Pilleur de l'imaginaire, le magicien Georges Méliès, s'il est l'inventeur du spectacle au cinéma, a gagné ce sens sur les planches du théâtre. Le Voyage dans la Lune adapte Jules Verne en tableaux surpeuplés pour
un petit quart d'heure d'envoûtement
sans autres prétentions que celles du divertissement et de l'émerveillement. Et le bonhomme met le paquet pour emmener le spectateur en féerie.
Il y a ceci de fascinant chez le prestidigitateur français qu'il est capable dès les premières tentatives du cinéma de fiction de développer ses narrations au-delà des très courts formats comiques ou paysagers qui sont l'offre générale. Son ambition théâtrale mêlée à ses fermes intentions d'expérimenter, de triturer, de manipuler la pellicule l'amène à envisager la captation de longs tableaux composés et foisonnants pour inclure ses petits numéros au cadre, même approximatif, d'une réelle histoire. Son expérience de la scène le convainc qu'il est nécessaire, plus que de fasciner, de captiver son audience. À travers ces quelques minutes denses, le jeune cinéaste réussit son pari : dès le premier tableau à l'Académie des Sciences,
la vie bruisse sous le silence de la pellicule
et les enjeux sont posés, fous autant que fantastiques. La suite ne lâche pas le rythme et le voyage est entraînant. Captivant. Si captivant que les défauts disparaissent malgré la faiblesse du scénario : c'est bien l'émerveillement qui tient le spectateur captif d'un spectacle inattendu aux élans de rêve.

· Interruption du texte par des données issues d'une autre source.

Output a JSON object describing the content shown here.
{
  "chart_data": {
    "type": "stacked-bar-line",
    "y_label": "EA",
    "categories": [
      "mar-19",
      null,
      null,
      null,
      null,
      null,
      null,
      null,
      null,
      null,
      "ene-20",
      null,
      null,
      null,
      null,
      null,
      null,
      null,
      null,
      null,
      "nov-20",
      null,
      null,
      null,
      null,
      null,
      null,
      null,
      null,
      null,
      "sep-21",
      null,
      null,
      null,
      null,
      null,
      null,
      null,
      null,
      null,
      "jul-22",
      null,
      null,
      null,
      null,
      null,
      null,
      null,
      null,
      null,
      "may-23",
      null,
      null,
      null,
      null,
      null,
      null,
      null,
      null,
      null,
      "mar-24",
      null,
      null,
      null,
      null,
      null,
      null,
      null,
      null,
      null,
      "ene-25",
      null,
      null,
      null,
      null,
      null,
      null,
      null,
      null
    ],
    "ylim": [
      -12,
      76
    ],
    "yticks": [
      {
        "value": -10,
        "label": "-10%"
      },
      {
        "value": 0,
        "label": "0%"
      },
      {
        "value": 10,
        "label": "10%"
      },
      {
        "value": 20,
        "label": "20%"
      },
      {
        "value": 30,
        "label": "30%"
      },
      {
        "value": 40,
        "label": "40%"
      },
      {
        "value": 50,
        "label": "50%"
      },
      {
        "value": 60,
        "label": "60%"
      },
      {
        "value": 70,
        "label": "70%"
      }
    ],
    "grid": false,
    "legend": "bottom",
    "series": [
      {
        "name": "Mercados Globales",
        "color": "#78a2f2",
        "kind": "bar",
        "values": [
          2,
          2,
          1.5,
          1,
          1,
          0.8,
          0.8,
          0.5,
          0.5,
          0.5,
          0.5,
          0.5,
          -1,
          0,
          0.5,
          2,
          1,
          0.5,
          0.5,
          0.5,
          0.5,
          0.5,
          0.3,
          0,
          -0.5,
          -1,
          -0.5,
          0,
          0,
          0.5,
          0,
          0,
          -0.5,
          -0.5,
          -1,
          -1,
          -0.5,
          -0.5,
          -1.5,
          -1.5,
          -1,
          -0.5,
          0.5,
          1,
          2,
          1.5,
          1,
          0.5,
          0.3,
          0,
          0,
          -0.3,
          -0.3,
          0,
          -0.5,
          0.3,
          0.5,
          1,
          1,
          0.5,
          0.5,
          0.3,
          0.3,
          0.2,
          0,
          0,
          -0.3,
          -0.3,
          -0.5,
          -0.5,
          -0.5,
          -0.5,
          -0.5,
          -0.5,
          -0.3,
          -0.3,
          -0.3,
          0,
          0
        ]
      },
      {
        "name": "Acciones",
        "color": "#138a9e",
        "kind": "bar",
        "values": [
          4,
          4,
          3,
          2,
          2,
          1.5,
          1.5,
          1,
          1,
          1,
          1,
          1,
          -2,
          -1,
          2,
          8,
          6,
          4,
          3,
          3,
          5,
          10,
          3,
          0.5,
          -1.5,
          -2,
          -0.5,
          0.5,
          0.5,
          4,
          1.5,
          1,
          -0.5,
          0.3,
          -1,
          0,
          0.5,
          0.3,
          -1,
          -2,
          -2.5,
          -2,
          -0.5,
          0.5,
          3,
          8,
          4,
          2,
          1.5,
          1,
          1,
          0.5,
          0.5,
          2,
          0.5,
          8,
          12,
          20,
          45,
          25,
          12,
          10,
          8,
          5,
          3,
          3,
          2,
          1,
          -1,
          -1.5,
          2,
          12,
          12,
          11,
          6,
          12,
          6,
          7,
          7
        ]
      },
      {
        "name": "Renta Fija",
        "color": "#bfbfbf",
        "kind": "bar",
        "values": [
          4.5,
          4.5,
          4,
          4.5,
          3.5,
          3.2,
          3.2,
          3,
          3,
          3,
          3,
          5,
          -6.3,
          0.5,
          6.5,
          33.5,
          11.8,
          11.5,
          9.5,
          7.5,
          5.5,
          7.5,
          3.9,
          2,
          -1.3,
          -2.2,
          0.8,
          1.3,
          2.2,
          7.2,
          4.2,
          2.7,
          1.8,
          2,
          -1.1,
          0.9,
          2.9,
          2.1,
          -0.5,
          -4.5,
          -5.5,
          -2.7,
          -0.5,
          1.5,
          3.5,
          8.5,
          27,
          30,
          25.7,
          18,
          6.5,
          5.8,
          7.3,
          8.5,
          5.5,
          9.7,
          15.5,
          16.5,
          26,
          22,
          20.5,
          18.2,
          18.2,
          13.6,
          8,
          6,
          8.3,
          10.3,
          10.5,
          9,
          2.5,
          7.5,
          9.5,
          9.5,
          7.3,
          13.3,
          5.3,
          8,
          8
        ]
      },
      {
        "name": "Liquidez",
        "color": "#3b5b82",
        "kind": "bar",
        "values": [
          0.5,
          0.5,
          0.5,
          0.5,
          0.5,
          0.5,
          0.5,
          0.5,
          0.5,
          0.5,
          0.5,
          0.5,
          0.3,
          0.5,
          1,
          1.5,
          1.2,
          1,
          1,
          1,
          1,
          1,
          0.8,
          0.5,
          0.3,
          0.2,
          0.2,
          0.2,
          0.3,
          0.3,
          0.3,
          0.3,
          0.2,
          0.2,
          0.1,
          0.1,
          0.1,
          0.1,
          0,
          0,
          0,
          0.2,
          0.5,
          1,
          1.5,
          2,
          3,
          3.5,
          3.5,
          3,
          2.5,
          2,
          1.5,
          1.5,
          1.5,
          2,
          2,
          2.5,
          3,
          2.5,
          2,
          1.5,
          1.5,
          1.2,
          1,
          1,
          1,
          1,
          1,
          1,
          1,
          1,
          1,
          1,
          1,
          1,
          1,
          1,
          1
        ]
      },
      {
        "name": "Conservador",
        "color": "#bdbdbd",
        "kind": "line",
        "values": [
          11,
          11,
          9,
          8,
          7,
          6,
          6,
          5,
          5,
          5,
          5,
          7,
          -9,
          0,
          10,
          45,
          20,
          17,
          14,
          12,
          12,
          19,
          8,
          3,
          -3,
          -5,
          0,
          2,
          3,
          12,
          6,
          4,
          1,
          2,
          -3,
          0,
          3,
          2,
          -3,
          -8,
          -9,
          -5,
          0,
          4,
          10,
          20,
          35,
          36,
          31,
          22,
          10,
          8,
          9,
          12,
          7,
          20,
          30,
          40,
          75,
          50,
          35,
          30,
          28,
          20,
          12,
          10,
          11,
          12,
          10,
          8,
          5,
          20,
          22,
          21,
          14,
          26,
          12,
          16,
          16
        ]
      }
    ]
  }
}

Le foisonnement des idées ne se limite pas aux décors ni aux costumes – théâtre riche et chic d'une fantastique diversité formelle – mais s'étend
au sens du rythme et du montage avec une fluidité bluffante :
le voyage file en un éclair autant dans les petits rebondissements – la rencontre avec les sélénites – que dans le passage presque panoramique d'un plan à l'autre, de l'embarquement des barbons au lancement de la capsule. Alors certes, Georges Méliès y fait le clown, y gesticule à l'outrance au milieu de chorégraphies séduisantes et d'aventures héroïques, certes il se donne le ridicule d'un improbable super-héros capable d'anéantir les autochtones d'un coup de parapluie, certes il finit même par y cautionner l'exposition raciale de la différence dans un dernier tableau grotesque, mais la magie opère et le voyage est ravissant, au sens littéral : le spectateur est enlevé, emmené en rêverie fantastique le temps d'une aventure extraordinaire.
Il est probablement important de constater que c'est très certainement cette liberté de création, sans limite, qui a permis au génie de tant explorer et de tant inventer. Le Voyage dans la Lune – 1902 ! – compile dès l'aube d'un cinéma spectacle les multiples trouvailles du technicien à l'œuvre, et c'est bien la raison qui lui vaut renommée, c'est bien la forme qui fascine encore plus d'un siècle d'innovations plus tard. Ce génie né de l'innocence avide d'amusements et d'émerveillement, et
l'infinie liberté créative sans entrave
qui habitent Georges Méliès, premier grand réalisateur de la grande Histoire du Cinématographe, placent définitivement ce petit bijou de pellicule au rang des classiques incontournables.